Village Hotel has a long and storied past, spanning over a century of history in Germany’s second largest city. Originally built in the late 19th century, the building first served as an upscale brothel catering to wealthy businessmen and politicians who passed through the bustling port city.
At the time, prostitution was legal and regulated in Imperial Germany. The four-story brick building featured lavishly decorated rooms, a bar, restaurant, and in-house musicians to entertain guests. The brothel operated openly under the management of well-known madam Ida Schmidt, who ensured only the most beautiful and cultured women worked there. It gained a reputation among Hamburg’s elite not just for sex services, but also as a social venue for men to drink, dine, and be entertained.
Following World War I and the social changes of the Weimar Republic era, the brothel’s business declined but it remained open. During World War II, the building survived the devastating Operation Gomorrah bombing raids on Hamburg with only minor damage. Prostitution was banned after the war, forcing the brothel to close in 1949 when police crackdowns shut down Hamburg’s red-light district.
The building stood vacant for several years until a local businessman bought and renovated it in the late 1950s. In 1960, it reopened as the Village Hotel, named after the neighborhood where generations of sailors and merchants had caroused.

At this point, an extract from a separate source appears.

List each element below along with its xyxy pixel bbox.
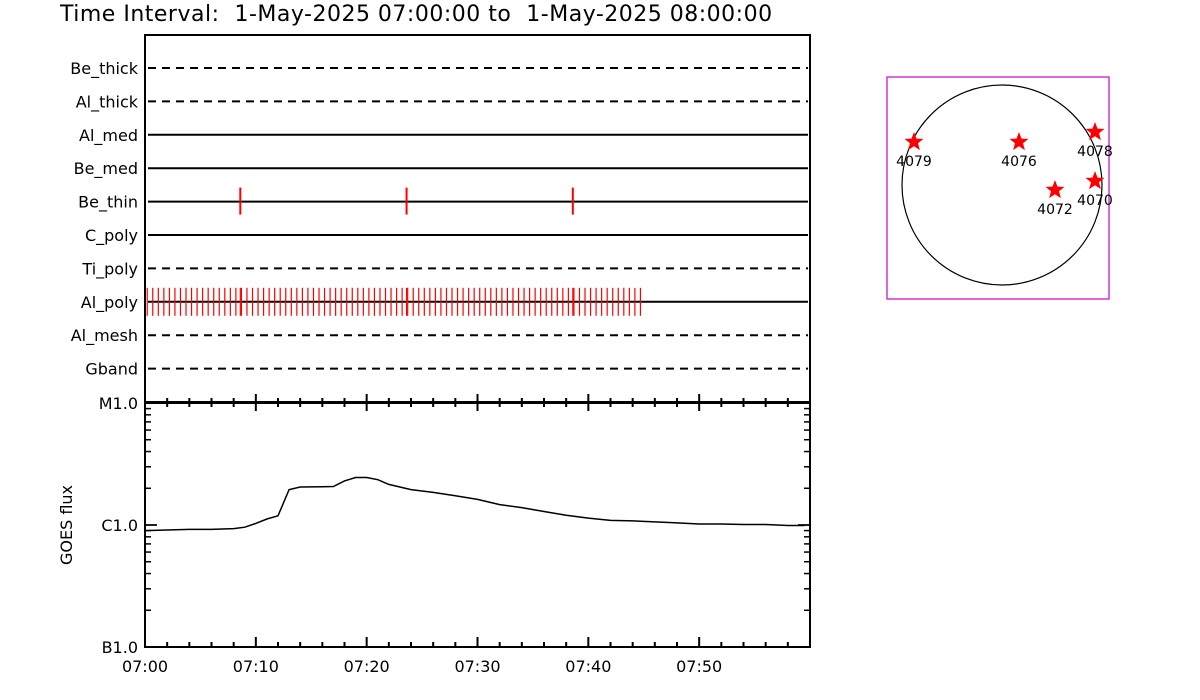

Today the Village Hotel is a modest but comfortable lodging destination in Hamburg’s lively St. Pauli district. The original 19th century brick facade and open staircase hints at its history. Long-time residents still refer to it by its old nickname “Hansel and Gretel’s House”, recalling the brothel era. While the rooms no longer host sensual delights, the hotel continues to thrive by catering to tourists and conference attendees. For over a hundred years, it has survived war, social upheaval, and shifting moral standards to become an integral part of Hamburg’s heritage.